With the acquisition, UltraTech is also avoiding lead time for setting up its own capacities. Notably, the cost of acquisition is similar to what UltraTech would have spent if it chose to set up its own capacities, say analysts.
However, the valuations appear cheap for a reason. Century’s low profitability — earnings before interest, tax, depreciation and amortisation (Ebitda) of Rs 370 a tonne versus UltraTech’s Rs 970 a tonne in FY18, and low capacity utilisation rates are key reasons for the low valuation of the assets, say analysts. Nevertheless, looking at the quick turnaround by UltraTech of acquired Jaiprakash cement assets that reported 75 per cent utilisations by the March quarter (versus estimates of 70 per cent) and the potential merger synergies in the Century deal, analysts remain confident. Century sold 3.3 mt of cement and generated Ebitda per tonne of Rs 294 in Q4FY18 (impacted by the dismal realisation in Maharashtra). Binod Modi at Reliance Securities believes UltraTech can easily sell up to 12 mt annually and if it takes Ebitda per tonne to Rs 600 (aided by branding premium, cost optimisation with improvement in operational synergies, and recent jump in realisation in the Maharashtra market), it can potentially be earnings accretive from the first day of operations.

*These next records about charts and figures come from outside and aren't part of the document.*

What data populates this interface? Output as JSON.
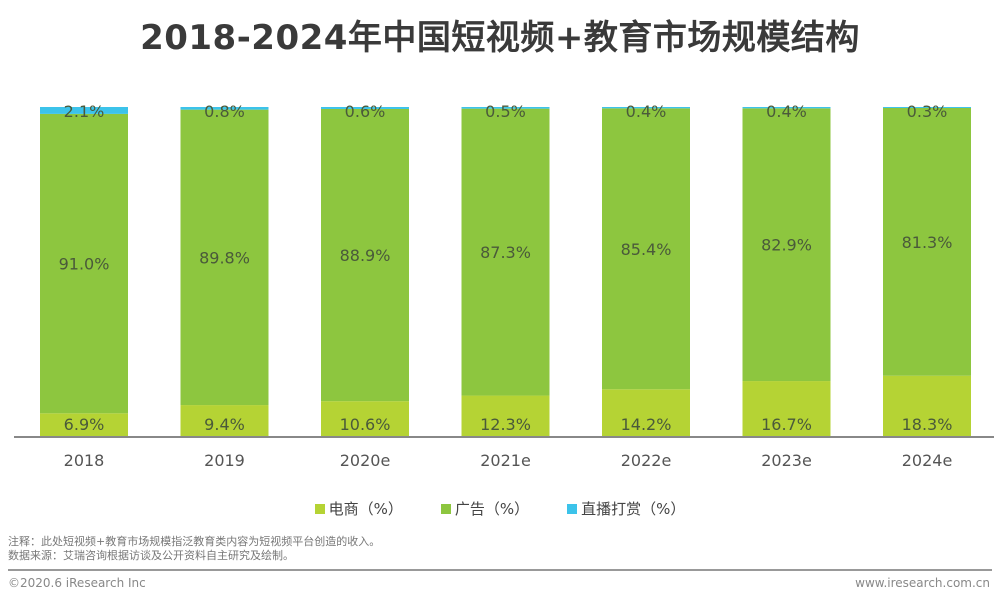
{
  "header": {
    "title": "2018-2024年中国短视频+教育市场规模结构"
  },
  "chart_data": {
    "type": "bar",
    "stacked": true,
    "normalized": true,
    "title": "2018-2024年中国短视频+教育市场规模结构",
    "xlabel": "",
    "ylabel": "",
    "ylim": [
      0,
      100
    ],
    "grid": false,
    "legend_position": "bottom",
    "categories": [
      "2018",
      "2019",
      "2020e",
      "2021e",
      "2022e",
      "2023e",
      "2024e"
    ],
    "series": [
      {
        "name": "电商（%）",
        "color": "#b5d334",
        "values": [
          6.9,
          9.4,
          10.6,
          12.3,
          14.2,
          16.7,
          18.3
        ]
      },
      {
        "name": "广告（%）",
        "color": "#8dc63f",
        "values": [
          91.0,
          89.8,
          88.9,
          87.3,
          85.4,
          82.9,
          81.3
        ]
      },
      {
        "name": "直播打赏（%）",
        "color": "#3cc3ea",
        "values": [
          2.1,
          0.8,
          0.6,
          0.5,
          0.4,
          0.4,
          0.3
        ]
      }
    ],
    "data_labels": true,
    "value_suffix": "%"
  },
  "footer": {
    "note": "注释：此处短视频+教育市场规模指泛教育类内容为短视频平台创造的收入。",
    "source": "数据来源：艾瑞咨询根据访谈及公开资料自主研究及绘制。",
    "copyright": "©2020.6 iResearch Inc",
    "website": "www.iresearch.com.cn"
  }
}
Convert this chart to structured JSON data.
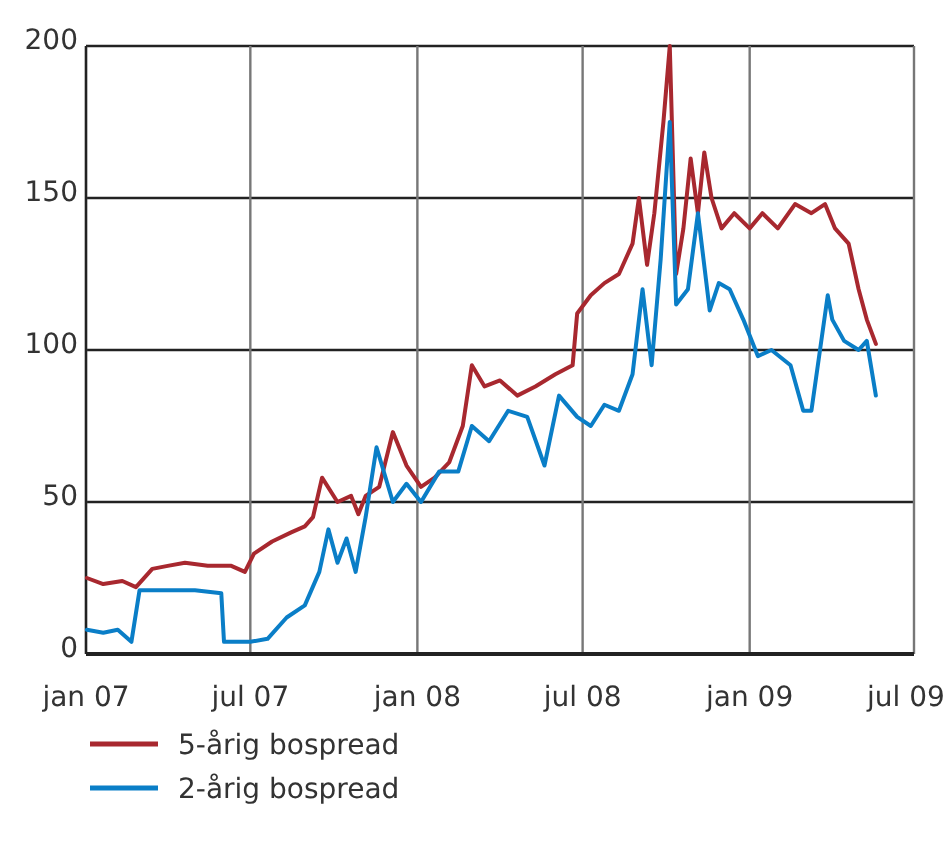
{
  "chart_data": {
    "type": "line",
    "xlim": [
      "2007-01-01",
      "2009-07-01"
    ],
    "ylim": [
      0,
      200
    ],
    "xticks": [
      {
        "value": "2007-01-01",
        "label": "jan 07"
      },
      {
        "value": "2007-07-01",
        "label": "jul 07"
      },
      {
        "value": "2008-01-01",
        "label": "jan 08"
      },
      {
        "value": "2008-07-01",
        "label": "jul 08"
      },
      {
        "value": "2009-01-01",
        "label": "jan 09"
      },
      {
        "value": "2009-07-01",
        "label": "jul 09"
      }
    ],
    "yticks": [
      0,
      50,
      100,
      150,
      200
    ],
    "grid": true,
    "legend": "bottom",
    "line_style": "solid",
    "series": [
      {
        "name": "5-årig bospread",
        "color": "#a8282f",
        "x": [
          "2007-01-02",
          "2007-01-20",
          "2007-02-10",
          "2007-02-25",
          "2007-03-15",
          "2007-04-01",
          "2007-04-20",
          "2007-05-15",
          "2007-06-10",
          "2007-06-25",
          "2007-07-05",
          "2007-07-25",
          "2007-08-15",
          "2007-08-30",
          "2007-09-08",
          "2007-09-18",
          "2007-10-05",
          "2007-10-20",
          "2007-10-28",
          "2007-11-05",
          "2007-11-20",
          "2007-12-05",
          "2007-12-20",
          "2008-01-05",
          "2008-01-20",
          "2008-02-05",
          "2008-02-20",
          "2008-03-01",
          "2008-03-15",
          "2008-04-01",
          "2008-04-20",
          "2008-05-10",
          "2008-06-01",
          "2008-06-20",
          "2008-06-25",
          "2008-07-10",
          "2008-07-25",
          "2008-08-10",
          "2008-08-25",
          "2008-09-01",
          "2008-09-10",
          "2008-09-18",
          "2008-09-28",
          "2008-10-05",
          "2008-10-12",
          "2008-10-20",
          "2008-10-28",
          "2008-11-05",
          "2008-11-12",
          "2008-11-20",
          "2008-12-01",
          "2008-12-15",
          "2009-01-01",
          "2009-01-15",
          "2009-02-01",
          "2009-02-20",
          "2009-03-10",
          "2009-03-25",
          "2009-04-05",
          "2009-04-20",
          "2009-05-01",
          "2009-05-10",
          "2009-05-20"
        ],
        "values": [
          25,
          23,
          24,
          22,
          28,
          29,
          30,
          29,
          29,
          27,
          33,
          37,
          40,
          42,
          45,
          58,
          50,
          52,
          46,
          52,
          55,
          73,
          62,
          55,
          58,
          63,
          75,
          95,
          88,
          90,
          85,
          88,
          92,
          95,
          112,
          118,
          122,
          125,
          135,
          150,
          128,
          145,
          175,
          200,
          125,
          140,
          163,
          145,
          165,
          150,
          140,
          145,
          140,
          145,
          140,
          148,
          145,
          148,
          140,
          135,
          120,
          110,
          102
        ]
      },
      {
        "name": "2-årig bospread",
        "color": "#0a7ec7",
        "x": [
          "2007-01-02",
          "2007-01-20",
          "2007-02-05",
          "2007-02-20",
          "2007-03-01",
          "2007-03-05",
          "2007-04-01",
          "2007-05-01",
          "2007-05-30",
          "2007-06-02",
          "2007-07-01",
          "2007-07-20",
          "2007-08-10",
          "2007-08-30",
          "2007-09-15",
          "2007-09-25",
          "2007-10-05",
          "2007-10-15",
          "2007-10-25",
          "2007-11-05",
          "2007-11-17",
          "2007-12-05",
          "2007-12-20",
          "2008-01-05",
          "2008-01-25",
          "2008-02-15",
          "2008-03-01",
          "2008-03-20",
          "2008-04-10",
          "2008-05-01",
          "2008-05-20",
          "2008-06-05",
          "2008-06-25",
          "2008-07-10",
          "2008-07-25",
          "2008-08-10",
          "2008-08-25",
          "2008-09-05",
          "2008-09-15",
          "2008-09-25",
          "2008-10-05",
          "2008-10-12",
          "2008-10-25",
          "2008-11-05",
          "2008-11-18",
          "2008-11-28",
          "2008-12-10",
          "2008-12-25",
          "2009-01-10",
          "2009-01-25",
          "2009-02-15",
          "2009-03-01",
          "2009-03-10",
          "2009-03-28",
          "2009-04-02",
          "2009-04-15",
          "2009-05-01",
          "2009-05-10",
          "2009-05-20"
        ],
        "values": [
          8,
          7,
          8,
          4,
          21,
          21,
          21,
          21,
          20,
          4,
          4,
          5,
          12,
          16,
          27,
          41,
          30,
          38,
          27,
          45,
          68,
          50,
          56,
          50,
          60,
          60,
          75,
          70,
          80,
          78,
          62,
          85,
          78,
          75,
          82,
          80,
          92,
          120,
          95,
          130,
          175,
          115,
          120,
          145,
          113,
          122,
          120,
          110,
          98,
          100,
          95,
          80,
          80,
          118,
          110,
          103,
          100,
          103,
          85
        ]
      }
    ]
  }
}
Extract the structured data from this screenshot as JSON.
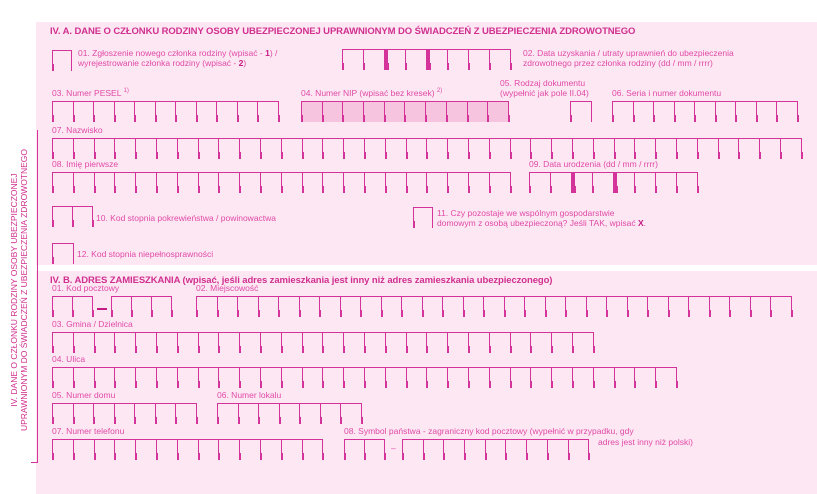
{
  "section_a": {
    "title": "IV. A. DANE O CZŁONKU RODZINY OSOBY UBEZPIECZONEJ UPRAWNIONYM DO ŚWIADCZEŃ Z UBEZPIECZENIA ZDROWOTNEGO",
    "f01_line1_pre": "01. Zgłoszenie nowego członka rodziny (wpisać - ",
    "f01_line1_val": "1",
    "f01_line1_post": ") /",
    "f01_line2_pre": "wyrejestrowanie członka rodziny (wpisać - ",
    "f01_line2_val": "2",
    "f01_line2_post": ")",
    "f02_line1": "02. Data uzyskania / utraty uprawnień do ubezpieczenia",
    "f02_line2": "zdrowotnego przez członka rodziny (dd / mm / rrrr)",
    "f03": "03. Numer PESEL",
    "f03_sup": "1)",
    "f04": "04. Numer NIP (wpisać bez kresek)",
    "f04_sup": "2)",
    "f05_line1": "05. Rodzaj dokumentu",
    "f05_line2": "(wypełnić jak pole II.04)",
    "f06": "06. Seria i numer dokumentu",
    "f07": "07. Nazwisko",
    "f08": "08. Imię pierwsze",
    "f09": "09. Data urodzenia (dd / mm / rrrr)",
    "f10": "10. Kod stopnia pokrewieństwa / powinowactwa",
    "f11_line1": "11. Czy pozostaje we wspólnym gospodarstwie",
    "f11_line2_pre": "domowym z osobą ubezpieczoną? Jeśli TAK, wpisać ",
    "f11_line2_val": "X",
    "f11_line2_post": ".",
    "f12": "12. Kod stopnia niepełnosprawności"
  },
  "section_b": {
    "title": "IV. B. ADRES ZAMIESZKANIA (wpisać, jeśli adres zamieszkania jest inny niż adres zamieszkania ubezpieczonego)",
    "f01": "01. Kod pocztowy",
    "f02": "02. Miejscowość",
    "f03": "03. Gmina / Dzielnica",
    "f04": "04. Ulica",
    "f05": "05. Numer domu",
    "f06": "06. Numer lokalu",
    "f07": "07. Numer telefonu",
    "f08_line1": "08. Symbol państwa - zagraniczny kod pocztowy (wypełnić w przypadku, gdy",
    "f08_line2": "adres jest inny niż polski)",
    "dash": "–"
  },
  "side_label": {
    "line1": "IV. DANE O CZŁONKU RODZINY OSOBY UBEZPIECZONEJ",
    "line2": "UPRAWNIONYM DO ŚWIADCZEŃ Z UBEZPIECZENIA ZDROWOTNEGO"
  },
  "colors": {
    "accent": "#d4349a",
    "background": "#fde7f3",
    "shaded": "#f6c4df"
  }
}
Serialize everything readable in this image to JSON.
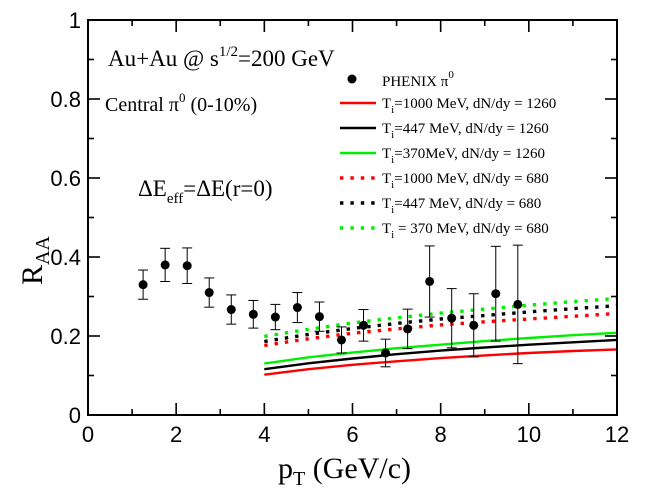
{
  "chart_data": {
    "type": "scatter",
    "title": "",
    "xlabel": "p",
    "xlabel_sub": "T",
    "xlabel_unit": " (GeV/c)",
    "ylabel": "R",
    "ylabel_sub": "AA",
    "xlim": [
      0,
      12
    ],
    "ylim": [
      0,
      1
    ],
    "x_ticks": [
      "0",
      "2",
      "4",
      "6",
      "8",
      "10",
      "12"
    ],
    "y_ticks": [
      "0",
      "0.2",
      "0.4",
      "0.6",
      "0.8",
      "1"
    ],
    "grid": false,
    "legend_position": "top-right",
    "annotations": {
      "line1_a": "Au+Au @  s",
      "line1_sup": "1/2",
      "line1_b": "=200 GeV",
      "line2_a": "Central  π",
      "line2_sup": "0",
      "line2_b": " (0-10%)",
      "line3_a": "ΔE",
      "line3_sub": "eff",
      "line3_b": "=ΔE(r=0)"
    },
    "data_series": {
      "name": "PHENIX π",
      "name_sup": "0",
      "color": "#000000",
      "x": [
        1.25,
        1.75,
        2.25,
        2.75,
        3.25,
        3.75,
        4.25,
        4.75,
        5.25,
        5.75,
        6.25,
        6.75,
        7.25,
        7.75,
        8.25,
        8.75,
        9.25,
        9.75
      ],
      "y": [
        0.33,
        0.38,
        0.378,
        0.31,
        0.267,
        0.255,
        0.248,
        0.272,
        0.249,
        0.19,
        0.227,
        0.157,
        0.218,
        0.338,
        0.245,
        0.227,
        0.307,
        0.28
      ],
      "err": [
        0.037,
        0.042,
        0.045,
        0.037,
        0.037,
        0.035,
        0.032,
        0.038,
        0.037,
        0.033,
        0.04,
        0.035,
        0.05,
        0.09,
        0.075,
        0.08,
        0.12,
        0.15
      ]
    },
    "series": [
      {
        "name_a": "T",
        "name_sub": "i",
        "name_b": "=1000 MeV, dN/dy = 1260",
        "color": "#ff0000",
        "dash": "solid",
        "x": [
          4,
          5,
          6,
          7,
          8,
          9,
          10,
          11,
          12
        ],
        "y": [
          0.102,
          0.116,
          0.127,
          0.136,
          0.144,
          0.151,
          0.157,
          0.162,
          0.166
        ]
      },
      {
        "name_a": "T",
        "name_sub": "i",
        "name_b": "=447 MeV, dN/dy = 1260",
        "color": "#000000",
        "dash": "solid",
        "x": [
          4,
          5,
          6,
          7,
          8,
          9,
          10,
          11,
          12
        ],
        "y": [
          0.116,
          0.131,
          0.143,
          0.154,
          0.163,
          0.171,
          0.178,
          0.184,
          0.19
        ]
      },
      {
        "name_a": "T",
        "name_sub": "i",
        "name_b": "=370MeV, dN/dy = 1260",
        "color": "#00ee00",
        "dash": "solid",
        "x": [
          4,
          5,
          6,
          7,
          8,
          9,
          10,
          11,
          12
        ],
        "y": [
          0.13,
          0.146,
          0.158,
          0.169,
          0.178,
          0.187,
          0.195,
          0.202,
          0.208
        ]
      },
      {
        "name_a": "T",
        "name_sub": "i",
        "name_b": "=1000 MeV, dN/dy = 680",
        "color": "#ff0000",
        "dash": "dotted",
        "x": [
          4,
          5,
          6,
          7,
          8,
          9,
          10,
          11,
          12
        ],
        "y": [
          0.176,
          0.193,
          0.207,
          0.218,
          0.228,
          0.236,
          0.243,
          0.25,
          0.257
        ]
      },
      {
        "name_a": "T",
        "name_sub": "i",
        "name_b": "=447 MeV, dN/dy = 680",
        "color": "#000000",
        "dash": "dotted",
        "x": [
          4,
          5,
          6,
          7,
          8,
          9,
          10,
          11,
          12
        ],
        "y": [
          0.186,
          0.204,
          0.219,
          0.232,
          0.243,
          0.252,
          0.261,
          0.269,
          0.277
        ]
      },
      {
        "name_a": "T",
        "name_sub": "i",
        "name_b": " = 370 MeV, dN/dy = 680",
        "color": "#00ee00",
        "dash": "dotted",
        "x": [
          4,
          5,
          6,
          7,
          8,
          9,
          10,
          11,
          12
        ],
        "y": [
          0.199,
          0.217,
          0.233,
          0.246,
          0.258,
          0.268,
          0.278,
          0.287,
          0.295
        ]
      }
    ]
  }
}
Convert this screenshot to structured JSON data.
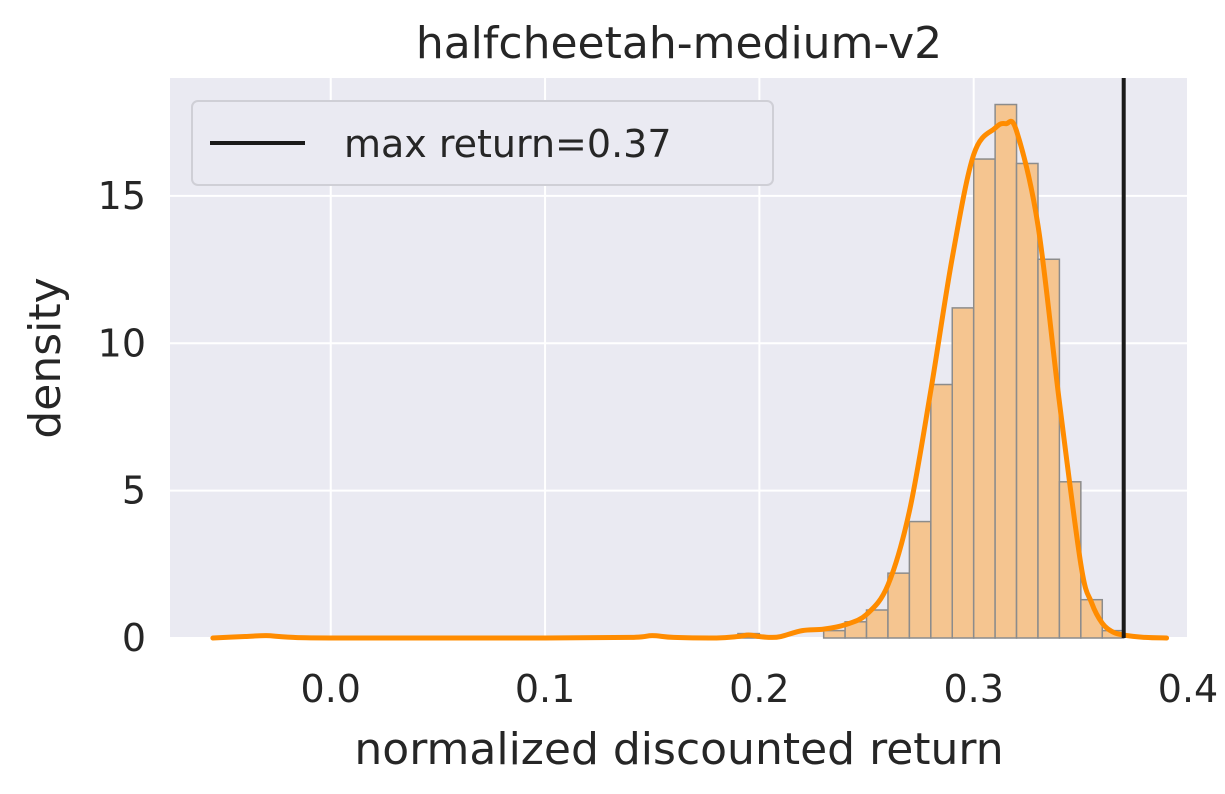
{
  "chart_data": {
    "type": "bar",
    "title": "halfcheetah-medium-v2",
    "xlabel": "normalized discounted return",
    "ylabel": "density",
    "xlim": [
      -0.075,
      0.4
    ],
    "ylim": [
      0,
      19
    ],
    "xticks": [
      0.0,
      0.1,
      0.2,
      0.3,
      0.4
    ],
    "xtick_labels": [
      "0.0",
      "0.1",
      "0.2",
      "0.3",
      "0.4"
    ],
    "yticks": [
      0,
      5,
      10,
      15
    ],
    "ytick_labels": [
      "0",
      "5",
      "10",
      "15"
    ],
    "grid": true,
    "legend_position": "top-left",
    "histogram": {
      "bin_width": 0.01,
      "bins": [
        {
          "x0": 0.19,
          "x1": 0.2,
          "density": 0.15
        },
        {
          "x0": 0.23,
          "x1": 0.24,
          "density": 0.25
        },
        {
          "x0": 0.24,
          "x1": 0.25,
          "density": 0.55
        },
        {
          "x0": 0.25,
          "x1": 0.26,
          "density": 0.95
        },
        {
          "x0": 0.26,
          "x1": 0.27,
          "density": 2.2
        },
        {
          "x0": 0.27,
          "x1": 0.28,
          "density": 3.95
        },
        {
          "x0": 0.28,
          "x1": 0.29,
          "density": 8.6
        },
        {
          "x0": 0.29,
          "x1": 0.3,
          "density": 11.2
        },
        {
          "x0": 0.3,
          "x1": 0.31,
          "density": 16.25
        },
        {
          "x0": 0.31,
          "x1": 0.32,
          "density": 18.1
        },
        {
          "x0": 0.32,
          "x1": 0.33,
          "density": 16.1
        },
        {
          "x0": 0.33,
          "x1": 0.34,
          "density": 12.85
        },
        {
          "x0": 0.34,
          "x1": 0.35,
          "density": 5.3
        },
        {
          "x0": 0.35,
          "x1": 0.36,
          "density": 1.3
        },
        {
          "x0": 0.36,
          "x1": 0.37,
          "density": 0.25
        }
      ]
    },
    "kde": {
      "x": [
        -0.055,
        -0.04,
        -0.03,
        -0.02,
        0.0,
        0.1,
        0.14,
        0.15,
        0.16,
        0.18,
        0.19,
        0.195,
        0.2,
        0.205,
        0.21,
        0.22,
        0.23,
        0.24,
        0.25,
        0.26,
        0.27,
        0.28,
        0.29,
        0.3,
        0.31,
        0.315,
        0.32,
        0.33,
        0.34,
        0.35,
        0.355,
        0.36,
        0.365,
        0.37,
        0.38,
        0.39
      ],
      "y": [
        0.0,
        0.05,
        0.08,
        0.03,
        0.0,
        0.0,
        0.02,
        0.08,
        0.02,
        0.0,
        0.05,
        0.1,
        0.05,
        0.02,
        0.05,
        0.25,
        0.3,
        0.45,
        0.8,
        1.8,
        4.3,
        8.4,
        12.9,
        16.4,
        17.3,
        17.45,
        17.2,
        14.0,
        8.0,
        2.5,
        1.2,
        0.5,
        0.2,
        0.1,
        0.02,
        0.0
      ]
    },
    "max_return": {
      "value": 0.37,
      "legend_label": "max return=0.37",
      "color": "#1a1a1a"
    },
    "colors": {
      "plot_background": "#eaeaf2",
      "grid": "#ffffff",
      "bar_fill": "#f5c590",
      "bar_edge": "#8c8c8c",
      "kde_line": "#ff8c00",
      "text": "#262626"
    }
  }
}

Trailing earnings suggest 4-5 per cent earnings dilution for UltraTech, but its brand premium and higher utilisation should make the deal earnings accretive in one year under UltraTech, says Macquarie.
The deal will also help UltraTech cross the 100 mt capacity milestone with its consolidated capacities increasing to 109.9 mt after the completion of the Century deal. With cement consumption expected to rise, larger capacities are crucial for driving volume gains and market share.
Analysts at Motilal Oswal Securities say UltraTech, by way of this acquisition, has ensured higher market share with zero lead time for asset creation and at valuations largely in line with greenfield expansions (new projects), which they believe is positive for UltraTech. Macquarie estimates peg UltraTech’s earnings growth at 51.6 per cent and 42.2 per cent in FY19 and FY20, respectively.
Meanwhile, the deal hasn’t gone too well for Century Textiles shareholders, with its stock down nearly six per cent on Monday.